Европейская классическая философия (Марков) - страница 40


Речь восточной патристики, да и западной, в лице Августина, очень образная. О такой образности хорошо пишет современный французский философ Франсуа Федье, видя в патристике прямое предшествие феноменологии:

«Единственное, что мы можем – позволить образу явить себя в своей наиболее полной значимости… Мы вовсе не пытаемся здесь «вообразить образ». Мы стремимся помыслить иконичность. Начало зрения и в некотором смысле разговора интенсивно соотнесено с движением, которое мы предвидим внутри иконичности. Поэтому речь здесь может быть только отступлением».

Заметим, что в восточном христианстве часто философское содержание присутствовало не в трактатах, а в церковных гимнах, канонах и акафистах. Такая гимнография представляет собой расписание дня, осмысленное создателями и исполнителями как ряд духовных жестов: исполнение больших поэтических форм вписано в дневной устав и занимает значительную часть дня. Такой опыт медитативного регулярного исполнения поэзии до этого встречался только в случае греческой трагедии, представление которой занимало весь рабочий день. Но также эти формы требуют хорошей памяти: период, рассудительная фраза, представляет собой отдельное песнопение внутри этой формы, тропарь, кондак или икос, так что уже восприятие со слуха означает навыки внимания, которые не нужны для практической речи, но необходимы для философской.
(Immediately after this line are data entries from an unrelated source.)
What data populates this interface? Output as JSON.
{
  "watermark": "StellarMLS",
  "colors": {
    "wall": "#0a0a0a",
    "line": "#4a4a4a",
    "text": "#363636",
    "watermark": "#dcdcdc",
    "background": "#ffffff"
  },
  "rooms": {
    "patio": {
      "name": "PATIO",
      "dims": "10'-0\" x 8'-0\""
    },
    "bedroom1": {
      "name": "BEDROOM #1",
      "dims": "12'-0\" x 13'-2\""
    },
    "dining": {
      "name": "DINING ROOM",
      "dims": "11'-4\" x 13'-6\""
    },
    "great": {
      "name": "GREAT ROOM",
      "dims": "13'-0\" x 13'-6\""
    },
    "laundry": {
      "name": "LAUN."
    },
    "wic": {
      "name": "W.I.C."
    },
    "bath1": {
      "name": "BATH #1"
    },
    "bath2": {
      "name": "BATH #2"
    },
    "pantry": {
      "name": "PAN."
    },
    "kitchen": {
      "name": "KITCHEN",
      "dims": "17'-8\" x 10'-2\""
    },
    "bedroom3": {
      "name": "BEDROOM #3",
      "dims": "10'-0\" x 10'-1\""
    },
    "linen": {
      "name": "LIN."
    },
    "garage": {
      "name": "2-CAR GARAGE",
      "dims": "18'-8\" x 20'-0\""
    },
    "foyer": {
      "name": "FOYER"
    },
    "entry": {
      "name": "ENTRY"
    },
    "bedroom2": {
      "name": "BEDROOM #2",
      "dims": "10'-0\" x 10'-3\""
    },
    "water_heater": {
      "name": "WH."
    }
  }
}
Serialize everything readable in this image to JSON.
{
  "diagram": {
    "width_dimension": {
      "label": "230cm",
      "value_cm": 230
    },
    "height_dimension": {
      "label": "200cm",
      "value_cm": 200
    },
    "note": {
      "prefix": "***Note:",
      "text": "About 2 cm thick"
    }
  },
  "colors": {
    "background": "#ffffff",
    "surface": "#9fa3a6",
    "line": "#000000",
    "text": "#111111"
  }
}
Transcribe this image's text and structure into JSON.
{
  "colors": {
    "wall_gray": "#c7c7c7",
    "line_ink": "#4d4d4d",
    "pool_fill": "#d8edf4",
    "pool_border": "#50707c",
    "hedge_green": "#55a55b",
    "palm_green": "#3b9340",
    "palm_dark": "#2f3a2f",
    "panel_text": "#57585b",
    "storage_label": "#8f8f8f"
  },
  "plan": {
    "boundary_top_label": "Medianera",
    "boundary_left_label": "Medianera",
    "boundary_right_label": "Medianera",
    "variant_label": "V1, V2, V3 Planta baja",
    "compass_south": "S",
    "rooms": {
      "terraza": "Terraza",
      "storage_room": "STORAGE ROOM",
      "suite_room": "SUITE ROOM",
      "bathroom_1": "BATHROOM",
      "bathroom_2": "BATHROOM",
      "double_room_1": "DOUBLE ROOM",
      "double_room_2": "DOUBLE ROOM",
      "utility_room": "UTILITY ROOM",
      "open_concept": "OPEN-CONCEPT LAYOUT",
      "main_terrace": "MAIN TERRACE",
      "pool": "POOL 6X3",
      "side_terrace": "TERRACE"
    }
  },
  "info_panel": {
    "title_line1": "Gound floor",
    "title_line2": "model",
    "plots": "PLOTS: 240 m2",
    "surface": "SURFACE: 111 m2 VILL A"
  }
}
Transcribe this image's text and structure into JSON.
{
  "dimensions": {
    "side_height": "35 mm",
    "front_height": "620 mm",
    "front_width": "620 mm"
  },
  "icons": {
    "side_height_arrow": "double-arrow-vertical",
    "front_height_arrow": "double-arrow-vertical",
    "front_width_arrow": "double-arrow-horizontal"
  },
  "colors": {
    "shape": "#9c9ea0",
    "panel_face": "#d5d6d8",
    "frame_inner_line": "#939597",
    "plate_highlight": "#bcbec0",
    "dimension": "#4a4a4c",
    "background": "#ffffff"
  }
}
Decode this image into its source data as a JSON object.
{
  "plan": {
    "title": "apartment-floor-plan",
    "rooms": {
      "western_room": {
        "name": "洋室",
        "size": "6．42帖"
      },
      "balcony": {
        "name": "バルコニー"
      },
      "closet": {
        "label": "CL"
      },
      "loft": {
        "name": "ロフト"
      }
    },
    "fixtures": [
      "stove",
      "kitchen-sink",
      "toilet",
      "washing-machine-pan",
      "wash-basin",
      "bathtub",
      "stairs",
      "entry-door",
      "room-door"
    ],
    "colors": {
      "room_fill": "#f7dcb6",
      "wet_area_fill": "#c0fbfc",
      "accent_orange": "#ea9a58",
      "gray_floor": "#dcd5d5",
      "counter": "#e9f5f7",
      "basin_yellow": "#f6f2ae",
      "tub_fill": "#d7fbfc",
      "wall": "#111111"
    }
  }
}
А уже на уровне произведения мы видим и строгий план, и развитие сюжета, состоящего из сравнений, образов и отсылок к библейским текстам, что еще больше сближает исполнение такого произведения с запоминанием. Но главное, что в этих текстах обычно изображается не ряд картин, как в античных гимнах или гимнах ранневизантийского поэта Романа Сладкопевца, но ряд действий, так как в конце концов эти тексты и передают идеи действий, от сотворения Богом мира до спасения.

Первым философским учебником схоластики стали «Сентенции» Петра Ломбардского. Петр Ломбардский (ок. 1100–1160), взяв за основу «Точное изложение православной веры» Иоанна Дамаскина, создал труд с изложением церковного учения, но не просто как ряда положений, «сентенций», а с указаниями, как опровергать противоположные точки зрения. Этот учебник потом обрастал комментариями, в которых еще подробнее говорилось, какие могут быть позиции оппонентов, и что нужно говорить в каждом случае.

Фома Аквинский учил, что Бог не просто творец вещей, но творец свободы воли, и поэтому свободная воля может действовать во благо, не жертвуя своей свободой при таком действии. И человек познает не только Бога, как конечную цель, но и цели сотворенных вещей, и поэтому может понять, как употребить свои способности во благо. Не случайно рождение Фомы Аквинского, будущего официального богослова ордена доминиканцев, почти совпало с кончиной Франциска Ассизского, реформатора всей католической духовности, для которого также немилосердие и недоверие к себе и милосердие и доверие ко всему сотворенному и образовали новый уровень понимания христианских задач. До Франциска в аскетике было сколько угодно милосердия, но не было этой взрослости доверия и недоверия, в чем-то подросткового максимализма, а в чем-то старческой умудренной щедрости. Вот поэтому после Франциска вслед за его рождественским вертепом стали возникать богатые алтари со множеством сцен: любовь к Богу теперь требует доверия к событиям, знания, что эти события могли бы произойти и сейчас, а не просто учета того, чему они учат. Так и Фома исследовал, как вещь хочет существовать, потому что доверяет доброй воле Бога о ней, и как человек стремится познавать Бога, потому что только в Боге совпадают сущность и существование. Юношеский энтузиазм и старческое внимание к главным причинам, без которых и остальные причины – не причины, вот каков стиль мысли Фомы Аквинского. За великим стилем схоластики потом пришел большой стиль Ренессанса, в чем-то оспоривший схоластику, а в чем-то усиливший ее.